Not likely as a flood loss is not covered under a standard property policy and the National Flood Insurance Program does not provide Business Interruption coverage for a flood loss. There are companies that may sell flood insurance but it is in the private market not through the Federal Flood Program.
Probably not. As you can probably imagine, there has been a great deal of litigation surrounding B.I. coverage and claims given hurricane activity over the past 5 years. Some of the case law in Florida says your prospective business plans cannot be speculative. In other words you would have had to have detailed plans for the new venture to make a claim. Bank loans lined up, a detailed pro- forma, signed leases or a contract signed with building construction started are examples of what may be necessary to get you beyond the speculative bar that has been established.
This is a situation that comes up quite often. The answer and success of your claim may be different depending on how courts have ruled on this issue in the various States where the loss occurred. We have seen cases that go both ways. I am not surprised an insurance company would take the position that there is no B.I. to the motel operation since it had no physical damages. Even though the cause was a covered peril and both buildings were listed on the policy. Loss of market to the motel due to the fire at the restaurant will probably be the basis for the insurance company’s denial.

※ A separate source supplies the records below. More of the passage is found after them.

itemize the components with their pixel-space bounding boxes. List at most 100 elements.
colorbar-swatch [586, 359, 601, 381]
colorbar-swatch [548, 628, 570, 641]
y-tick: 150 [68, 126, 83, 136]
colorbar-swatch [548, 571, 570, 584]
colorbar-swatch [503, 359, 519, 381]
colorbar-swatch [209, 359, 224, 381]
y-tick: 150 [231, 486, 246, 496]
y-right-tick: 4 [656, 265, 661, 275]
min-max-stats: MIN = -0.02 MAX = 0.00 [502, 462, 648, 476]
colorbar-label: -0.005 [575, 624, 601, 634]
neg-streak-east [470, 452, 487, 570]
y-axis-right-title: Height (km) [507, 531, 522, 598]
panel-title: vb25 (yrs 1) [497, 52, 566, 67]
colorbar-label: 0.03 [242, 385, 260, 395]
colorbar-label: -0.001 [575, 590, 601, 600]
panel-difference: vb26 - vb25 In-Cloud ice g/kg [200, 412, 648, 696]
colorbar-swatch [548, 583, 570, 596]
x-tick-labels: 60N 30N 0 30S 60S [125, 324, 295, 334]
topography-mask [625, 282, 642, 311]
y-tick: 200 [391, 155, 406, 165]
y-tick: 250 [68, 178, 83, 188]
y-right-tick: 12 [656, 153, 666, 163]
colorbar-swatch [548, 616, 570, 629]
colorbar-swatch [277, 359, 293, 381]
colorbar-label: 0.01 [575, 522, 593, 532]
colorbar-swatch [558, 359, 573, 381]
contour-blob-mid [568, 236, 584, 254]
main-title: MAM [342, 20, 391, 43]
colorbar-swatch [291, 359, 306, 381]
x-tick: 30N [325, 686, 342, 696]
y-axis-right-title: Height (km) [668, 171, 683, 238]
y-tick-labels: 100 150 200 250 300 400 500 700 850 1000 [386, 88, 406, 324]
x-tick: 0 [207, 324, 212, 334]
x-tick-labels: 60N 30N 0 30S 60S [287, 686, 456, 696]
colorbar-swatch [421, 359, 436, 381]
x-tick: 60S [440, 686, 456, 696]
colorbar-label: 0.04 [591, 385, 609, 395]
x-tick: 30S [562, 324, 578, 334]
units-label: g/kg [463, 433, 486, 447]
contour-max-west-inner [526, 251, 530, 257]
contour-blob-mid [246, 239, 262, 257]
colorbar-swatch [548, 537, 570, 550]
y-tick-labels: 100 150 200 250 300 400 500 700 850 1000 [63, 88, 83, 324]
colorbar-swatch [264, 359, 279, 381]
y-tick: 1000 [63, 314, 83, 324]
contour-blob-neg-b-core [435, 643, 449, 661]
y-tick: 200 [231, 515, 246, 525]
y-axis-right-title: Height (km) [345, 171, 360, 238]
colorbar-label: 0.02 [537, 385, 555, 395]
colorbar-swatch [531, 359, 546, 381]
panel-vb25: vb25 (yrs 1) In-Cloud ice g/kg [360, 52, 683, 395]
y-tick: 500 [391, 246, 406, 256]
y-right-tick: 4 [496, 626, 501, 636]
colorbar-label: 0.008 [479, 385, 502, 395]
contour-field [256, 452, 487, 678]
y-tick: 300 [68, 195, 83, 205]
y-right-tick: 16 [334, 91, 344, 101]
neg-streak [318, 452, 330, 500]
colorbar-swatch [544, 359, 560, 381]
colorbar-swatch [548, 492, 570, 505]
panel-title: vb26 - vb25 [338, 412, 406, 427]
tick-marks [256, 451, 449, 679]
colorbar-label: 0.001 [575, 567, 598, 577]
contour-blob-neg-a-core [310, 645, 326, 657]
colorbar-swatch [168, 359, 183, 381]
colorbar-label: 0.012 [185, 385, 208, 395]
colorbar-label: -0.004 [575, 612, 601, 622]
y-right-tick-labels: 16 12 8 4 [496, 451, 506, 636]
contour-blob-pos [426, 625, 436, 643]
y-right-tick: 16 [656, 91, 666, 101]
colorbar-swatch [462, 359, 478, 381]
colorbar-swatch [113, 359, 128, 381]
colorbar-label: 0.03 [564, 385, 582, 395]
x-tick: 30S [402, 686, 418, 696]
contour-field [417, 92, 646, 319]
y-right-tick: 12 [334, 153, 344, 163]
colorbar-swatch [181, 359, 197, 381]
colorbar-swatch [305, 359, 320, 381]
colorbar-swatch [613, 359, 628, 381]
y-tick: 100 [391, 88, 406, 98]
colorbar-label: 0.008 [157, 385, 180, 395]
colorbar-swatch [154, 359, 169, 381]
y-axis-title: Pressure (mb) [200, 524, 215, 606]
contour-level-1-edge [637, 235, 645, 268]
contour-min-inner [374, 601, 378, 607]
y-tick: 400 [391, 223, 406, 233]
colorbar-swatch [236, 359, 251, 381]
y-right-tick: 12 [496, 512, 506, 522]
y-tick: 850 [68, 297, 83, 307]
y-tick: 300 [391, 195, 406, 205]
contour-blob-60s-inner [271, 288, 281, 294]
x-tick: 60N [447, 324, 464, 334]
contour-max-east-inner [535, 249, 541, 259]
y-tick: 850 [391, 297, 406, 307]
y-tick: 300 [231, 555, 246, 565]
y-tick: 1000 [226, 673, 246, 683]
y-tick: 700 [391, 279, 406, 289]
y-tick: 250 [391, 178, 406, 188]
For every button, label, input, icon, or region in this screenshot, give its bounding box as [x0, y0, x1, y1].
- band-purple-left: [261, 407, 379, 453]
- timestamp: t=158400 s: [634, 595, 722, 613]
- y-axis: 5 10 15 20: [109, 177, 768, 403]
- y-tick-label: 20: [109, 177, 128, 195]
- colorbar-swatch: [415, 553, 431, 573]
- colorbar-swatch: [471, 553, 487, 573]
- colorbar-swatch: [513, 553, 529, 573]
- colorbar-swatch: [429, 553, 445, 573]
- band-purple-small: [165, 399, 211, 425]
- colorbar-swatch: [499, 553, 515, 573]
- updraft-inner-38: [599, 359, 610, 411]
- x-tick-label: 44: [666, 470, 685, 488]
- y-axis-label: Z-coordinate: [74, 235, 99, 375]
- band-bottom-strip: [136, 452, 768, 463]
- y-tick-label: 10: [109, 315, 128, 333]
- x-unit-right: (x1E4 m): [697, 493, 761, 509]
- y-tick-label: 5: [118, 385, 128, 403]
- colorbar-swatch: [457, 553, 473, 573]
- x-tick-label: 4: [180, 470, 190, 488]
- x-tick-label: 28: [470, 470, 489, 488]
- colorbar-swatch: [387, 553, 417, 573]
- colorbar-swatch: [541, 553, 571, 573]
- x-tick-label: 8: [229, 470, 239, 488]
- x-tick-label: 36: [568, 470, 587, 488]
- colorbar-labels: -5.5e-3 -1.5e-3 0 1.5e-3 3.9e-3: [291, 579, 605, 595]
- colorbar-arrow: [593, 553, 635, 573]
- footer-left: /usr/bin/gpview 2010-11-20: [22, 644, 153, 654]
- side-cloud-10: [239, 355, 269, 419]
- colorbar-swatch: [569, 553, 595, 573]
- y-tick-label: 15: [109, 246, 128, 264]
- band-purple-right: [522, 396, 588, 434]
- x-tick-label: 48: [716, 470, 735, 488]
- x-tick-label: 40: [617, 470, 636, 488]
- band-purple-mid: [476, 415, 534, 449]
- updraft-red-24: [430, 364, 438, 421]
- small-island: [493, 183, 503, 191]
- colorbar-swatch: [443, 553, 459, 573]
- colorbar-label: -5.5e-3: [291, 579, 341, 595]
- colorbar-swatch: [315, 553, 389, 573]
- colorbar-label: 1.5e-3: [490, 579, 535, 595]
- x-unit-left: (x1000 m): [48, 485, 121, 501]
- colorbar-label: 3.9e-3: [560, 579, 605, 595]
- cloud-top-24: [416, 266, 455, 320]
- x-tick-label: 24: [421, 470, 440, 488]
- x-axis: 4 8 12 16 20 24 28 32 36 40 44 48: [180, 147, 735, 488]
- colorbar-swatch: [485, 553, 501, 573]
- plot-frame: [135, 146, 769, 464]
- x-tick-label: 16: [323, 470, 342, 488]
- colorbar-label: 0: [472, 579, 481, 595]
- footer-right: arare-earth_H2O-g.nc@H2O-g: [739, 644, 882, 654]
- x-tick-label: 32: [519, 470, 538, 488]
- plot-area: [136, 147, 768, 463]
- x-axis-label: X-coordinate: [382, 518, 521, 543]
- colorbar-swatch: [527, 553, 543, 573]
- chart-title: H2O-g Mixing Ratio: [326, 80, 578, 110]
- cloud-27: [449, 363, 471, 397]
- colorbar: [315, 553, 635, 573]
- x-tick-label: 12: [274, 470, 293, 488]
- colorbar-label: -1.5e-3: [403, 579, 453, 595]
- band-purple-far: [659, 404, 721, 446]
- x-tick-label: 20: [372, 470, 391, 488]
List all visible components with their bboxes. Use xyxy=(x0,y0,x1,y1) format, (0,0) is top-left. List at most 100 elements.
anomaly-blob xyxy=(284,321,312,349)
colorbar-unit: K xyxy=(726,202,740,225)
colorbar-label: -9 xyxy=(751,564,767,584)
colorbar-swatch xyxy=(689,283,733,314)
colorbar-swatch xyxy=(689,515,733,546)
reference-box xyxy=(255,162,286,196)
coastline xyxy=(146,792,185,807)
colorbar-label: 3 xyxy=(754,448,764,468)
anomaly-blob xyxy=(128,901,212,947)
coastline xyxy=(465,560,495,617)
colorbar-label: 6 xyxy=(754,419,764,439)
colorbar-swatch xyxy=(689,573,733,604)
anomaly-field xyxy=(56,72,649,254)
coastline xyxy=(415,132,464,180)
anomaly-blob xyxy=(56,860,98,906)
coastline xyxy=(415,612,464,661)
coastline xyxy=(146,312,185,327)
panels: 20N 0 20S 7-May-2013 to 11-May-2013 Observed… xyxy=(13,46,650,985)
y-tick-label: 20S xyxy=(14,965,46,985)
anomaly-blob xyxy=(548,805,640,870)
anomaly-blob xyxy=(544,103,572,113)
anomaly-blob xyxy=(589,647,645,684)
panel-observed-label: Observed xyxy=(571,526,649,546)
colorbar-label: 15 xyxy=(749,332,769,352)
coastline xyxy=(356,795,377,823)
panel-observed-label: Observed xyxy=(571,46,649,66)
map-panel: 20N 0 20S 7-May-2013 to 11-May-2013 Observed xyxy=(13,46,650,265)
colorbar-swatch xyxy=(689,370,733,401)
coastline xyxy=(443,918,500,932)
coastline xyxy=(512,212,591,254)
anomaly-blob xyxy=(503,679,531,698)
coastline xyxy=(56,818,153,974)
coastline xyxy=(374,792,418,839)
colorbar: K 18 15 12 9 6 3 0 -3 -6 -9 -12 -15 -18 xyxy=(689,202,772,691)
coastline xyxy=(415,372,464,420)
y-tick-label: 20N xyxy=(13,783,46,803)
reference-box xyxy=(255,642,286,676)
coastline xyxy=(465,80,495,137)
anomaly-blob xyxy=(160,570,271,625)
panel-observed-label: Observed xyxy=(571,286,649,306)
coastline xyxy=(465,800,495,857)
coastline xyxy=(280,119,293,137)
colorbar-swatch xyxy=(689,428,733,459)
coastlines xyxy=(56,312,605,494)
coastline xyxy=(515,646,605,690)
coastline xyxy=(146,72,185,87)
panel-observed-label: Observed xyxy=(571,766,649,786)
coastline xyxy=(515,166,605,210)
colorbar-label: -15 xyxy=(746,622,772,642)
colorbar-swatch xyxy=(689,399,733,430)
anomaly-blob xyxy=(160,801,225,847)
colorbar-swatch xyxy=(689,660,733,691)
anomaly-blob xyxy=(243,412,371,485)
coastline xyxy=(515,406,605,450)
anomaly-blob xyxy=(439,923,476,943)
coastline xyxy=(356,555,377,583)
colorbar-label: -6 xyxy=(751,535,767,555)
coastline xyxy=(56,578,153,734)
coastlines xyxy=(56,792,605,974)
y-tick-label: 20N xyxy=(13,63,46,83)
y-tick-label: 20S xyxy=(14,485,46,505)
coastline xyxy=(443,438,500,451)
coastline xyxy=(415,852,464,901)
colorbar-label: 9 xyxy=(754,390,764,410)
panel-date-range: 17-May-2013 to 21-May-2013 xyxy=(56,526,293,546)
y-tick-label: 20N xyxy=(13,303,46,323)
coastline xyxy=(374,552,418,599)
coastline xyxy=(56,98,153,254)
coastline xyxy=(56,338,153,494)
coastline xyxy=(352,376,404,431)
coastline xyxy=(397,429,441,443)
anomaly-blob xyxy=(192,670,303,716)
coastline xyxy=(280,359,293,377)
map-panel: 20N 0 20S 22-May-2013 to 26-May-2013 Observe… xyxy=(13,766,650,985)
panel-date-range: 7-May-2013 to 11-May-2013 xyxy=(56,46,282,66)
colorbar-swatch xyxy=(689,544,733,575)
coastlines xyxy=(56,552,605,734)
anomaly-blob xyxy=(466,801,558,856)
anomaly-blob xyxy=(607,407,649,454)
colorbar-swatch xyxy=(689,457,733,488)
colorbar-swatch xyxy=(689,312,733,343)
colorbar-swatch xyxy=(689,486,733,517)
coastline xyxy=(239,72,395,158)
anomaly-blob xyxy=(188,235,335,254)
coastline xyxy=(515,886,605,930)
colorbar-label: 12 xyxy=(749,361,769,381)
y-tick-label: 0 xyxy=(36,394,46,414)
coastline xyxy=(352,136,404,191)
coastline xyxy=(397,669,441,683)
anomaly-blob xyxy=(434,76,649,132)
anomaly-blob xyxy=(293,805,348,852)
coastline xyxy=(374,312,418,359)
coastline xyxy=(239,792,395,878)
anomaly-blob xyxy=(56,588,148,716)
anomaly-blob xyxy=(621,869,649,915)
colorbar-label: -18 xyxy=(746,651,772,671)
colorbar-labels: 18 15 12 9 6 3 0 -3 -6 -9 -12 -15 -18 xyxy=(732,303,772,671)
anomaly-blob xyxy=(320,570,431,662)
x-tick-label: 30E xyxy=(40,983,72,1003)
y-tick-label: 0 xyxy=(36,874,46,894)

Our experience is that business interruption claims are generally the last part of a claim to be settled just by the nature and complexity of these losses. Most insurance adjusters for the insurance company will get instructions to hire outside forensic accountants whose practice is representing insurance companies on B.I. claims. You can be expected to be presented with a document request from these folks for all your financial records, tax returns, profit and loss statements as well as any reports required to be filed to State Departments for sales tax, etc. As there is a great deal of subjectivity in the means and methods of preparing a business interruption claim, you should not rely on the insurance company’s outside experts but get your own claim prepared and evaluated fairly. Business interruption is far too complex not to have someone on your side.